Backblaze IPO: A Test for Smaller Tech Companies

Backblaze IPO: A Valuation Perspective
Initially, TechCrunch identified Backblaze as a promising entity upon its initial public offering filing. The company possessed a strong content foundation for customer acquisition and a substantial customer base, positioning it as a noteworthy cloud storage provider.
However, determining a suitable valuation for the company proved challenging. We postponed a definitive assessment until Backblaze released its own guidance.
IPO Price Range and Valuation
Backblaze has now provided this guidance through an S-1/A filing, indicating an anticipated IPO price between $15 and $17 per share. With 28,545,893 shares projected to be outstanding following the IPO, this translates to a company valuation of $428.2 million to $485.3 million.
It’s important to note that the company’s fully diluted valuation is considerably higher. Renaissance Capital reports that at $16 per share, Backblaze’s valuation, including unexercised options and similar instruments, reaches $644 million.
Further calculation suggests that at the upper limit of its price range, Backblaze’s IPO could establish the storage company’s value at $684.3 million.
A Non-Unicorn IPO
This means Backblaze is entering the public market as a company valued under $1 billion – a distinction in the current tech landscape. Many recently public tech companies have achieved valuations far exceeding this threshold.
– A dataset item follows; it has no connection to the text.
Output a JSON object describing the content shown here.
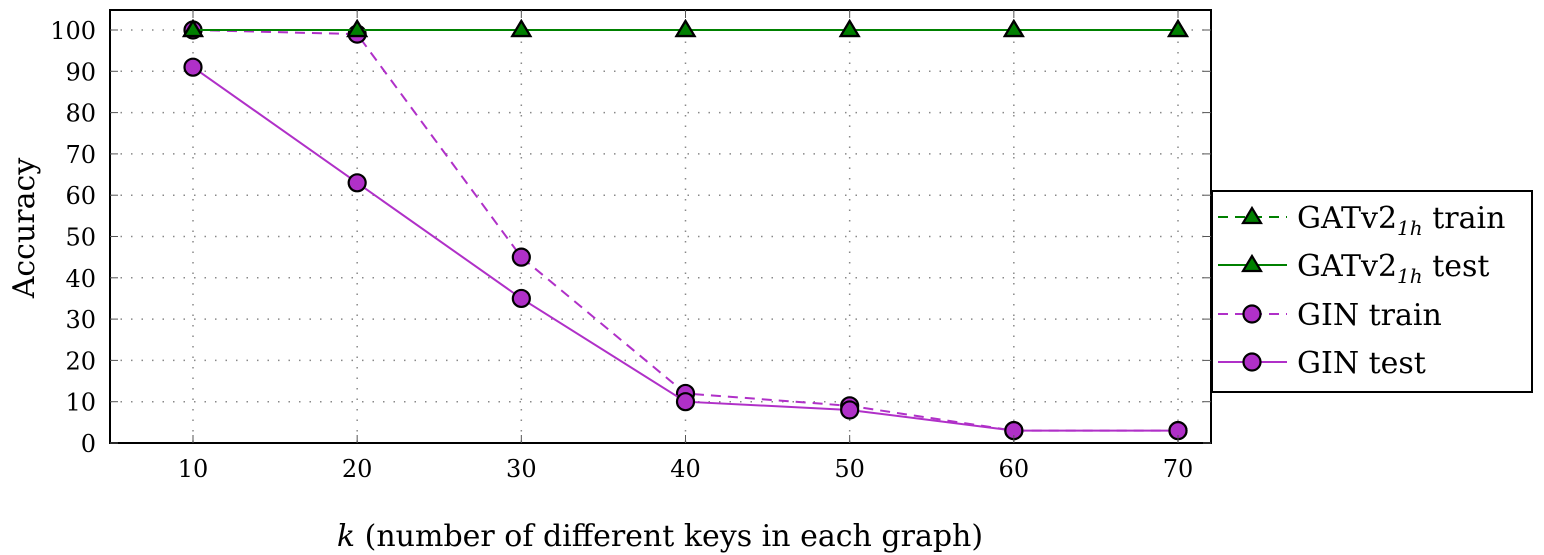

Several examples illustrate this trend. Robinhood and Coinbase debuted with valuations in the tens of billions. NerdWallet is poised to become a public unicorn based on its content alone, and AllBirds has also achieved unicorn status.
A Return to Traditional Valuation
Backblaze’s situation is relatively uncommon in our observation. Its IPO represents a shift back to a time when securing nine-figure valuations from private investors was more difficult.
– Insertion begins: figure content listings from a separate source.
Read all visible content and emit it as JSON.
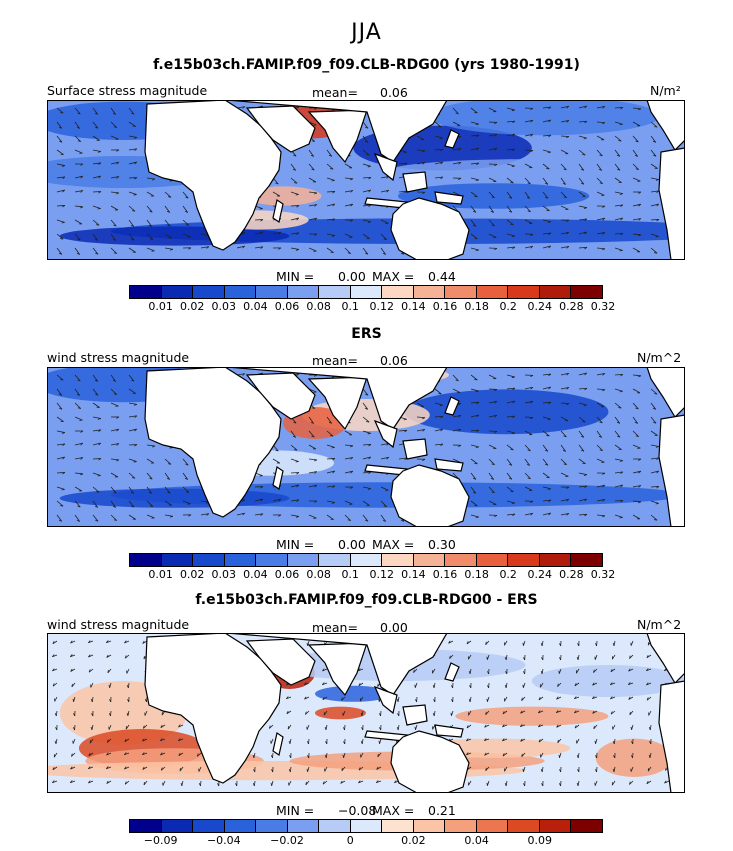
{
  "header": {
    "season": "JJA"
  },
  "colors": {
    "land": "#ffffff",
    "coast": "#000000",
    "seq_palette": [
      "#00008c",
      "#0a2ab4",
      "#1848cc",
      "#2a62dc",
      "#4a7ce6",
      "#7a9ff0",
      "#b6cbf6",
      "#dce9fc",
      "#fcd7c2",
      "#f6b296",
      "#f08c6a",
      "#e8603e",
      "#d8381c",
      "#b01c0c",
      "#7c0000"
    ],
    "diff_palette": [
      "#00008c",
      "#0a2ab4",
      "#1848cc",
      "#2a62dc",
      "#4a7ce6",
      "#7a9ff0",
      "#b6cbf6",
      "#dce9fc",
      "#fde2d0",
      "#fcc4a6",
      "#f4a07c",
      "#ec7650",
      "#dc4a24",
      "#b8200c",
      "#7c0000"
    ]
  },
  "chart_data": [
    {
      "type": "heatmap",
      "title": "f.e15b03ch.FAMIP.f09_f09.CLB-RDG00 (yrs 1980-1991)",
      "field_label": "Surface stress magnitude",
      "mean_label": "mean=",
      "mean": "0.06",
      "units": "N/m²",
      "min_label": "MIN =",
      "min": "0.00",
      "max_label": "MAX =",
      "max": "0.44",
      "colorbar_levels": [
        "0.01",
        "0.02",
        "0.03",
        "0.04",
        "0.06",
        "0.08",
        "0.1",
        "0.12",
        "0.14",
        "0.16",
        "0.18",
        "0.2",
        "0.24",
        "0.28",
        "0.32"
      ],
      "palette": "seq",
      "vectors": "arrows"
    },
    {
      "type": "heatmap",
      "title": "ERS",
      "field_label": "wind stress magnitude",
      "mean_label": "mean=",
      "mean": "0.06",
      "units": "N/m^2",
      "min_label": "MIN =",
      "min": "0.00",
      "max_label": "MAX =",
      "max": "0.30",
      "colorbar_levels": [
        "0.01",
        "0.02",
        "0.03",
        "0.04",
        "0.06",
        "0.08",
        "0.1",
        "0.12",
        "0.14",
        "0.16",
        "0.18",
        "0.2",
        "0.24",
        "0.28",
        "0.32"
      ],
      "palette": "seq",
      "vectors": "arrows"
    },
    {
      "type": "heatmap",
      "title": "f.e15b03ch.FAMIP.f09_f09.CLB-RDG00 - ERS",
      "field_label": "wind stress magnitude",
      "mean_label": "mean=",
      "mean": "0.00",
      "units": "N/m^2",
      "min_label": "MIN =",
      "min": "−0.08",
      "max_label": "MAX =",
      "max": "0.21",
      "colorbar_levels": [
        "−0.09",
        "−0.04",
        "−0.02",
        "0",
        "0.02",
        "0.04",
        "0.09"
      ],
      "palette": "diff",
      "vectors": "arrows"
    }
  ]
}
This also signifies a return to applying double-digit multiples to profit, rather than simply revenue. This development has piqued our interest.
Q3 Results Preview
Before concluding, we have access to updated figures from Backblaze offering a preliminary look at its Q3 performance. Let’s examine these numbers.
Backblaze's Q3 2021 Performance and Revenue Multiple
According to the company's reports, Backblaze is projecting a revenue range for Q3 2021.
The estimated midpoint of $17.0 million to $17.3 million is $17.15 million. This represents a growth rate exceeding 24% when compared to the $13.8 million revenue reported during the same period last year.However, Backblaze’s Q3 profitability presents a contrasting narrative. GAAP losses increased significantly year-over-year, and adjusted profits also experienced a decline.
This downturn in profitability can be attributed to factors such as increased interest expenses, share-based compensation, and depreciation costs.
Based on the midpoint of its Q3 revenue projections, Backblaze achieves an annualized run rate of $68.6 million. This valuation places the company at a multiple of slightly over 7x based on its initial public offering (IPO) price.
Utilizing the highest fully diluted valuation, Backblaze’s run-rate multiple could approach nearly 10x.
Companies operating in the cloud or software sectors with comparable growth rates generally command higher multiples in the public market.
However, these companies typically demonstrate superior gross margins.
Q2 Holdings serves as a relevant comparison point, exhibiting 28% growth as per Bessemer, alongside 45% gross margins and a 9.4x run rate multiple.
This valuation is closely aligned with Backblaze’s current position.
Prior to Backblaze’s public debut, NerdWallet and AllBirds are scheduled to launch their IPOs.
The focus will then return to software companies.
Further analysis will be conducted once Backblaze announces its final pricing. This will allow for a verification of calculations and an assessment of whether smaller technology companies can achieve IPO multiples comparable to those of larger firms with similar performance metrics.
If this proves to be the case, it would diminish a common justification for startups delaying their initial public offerings.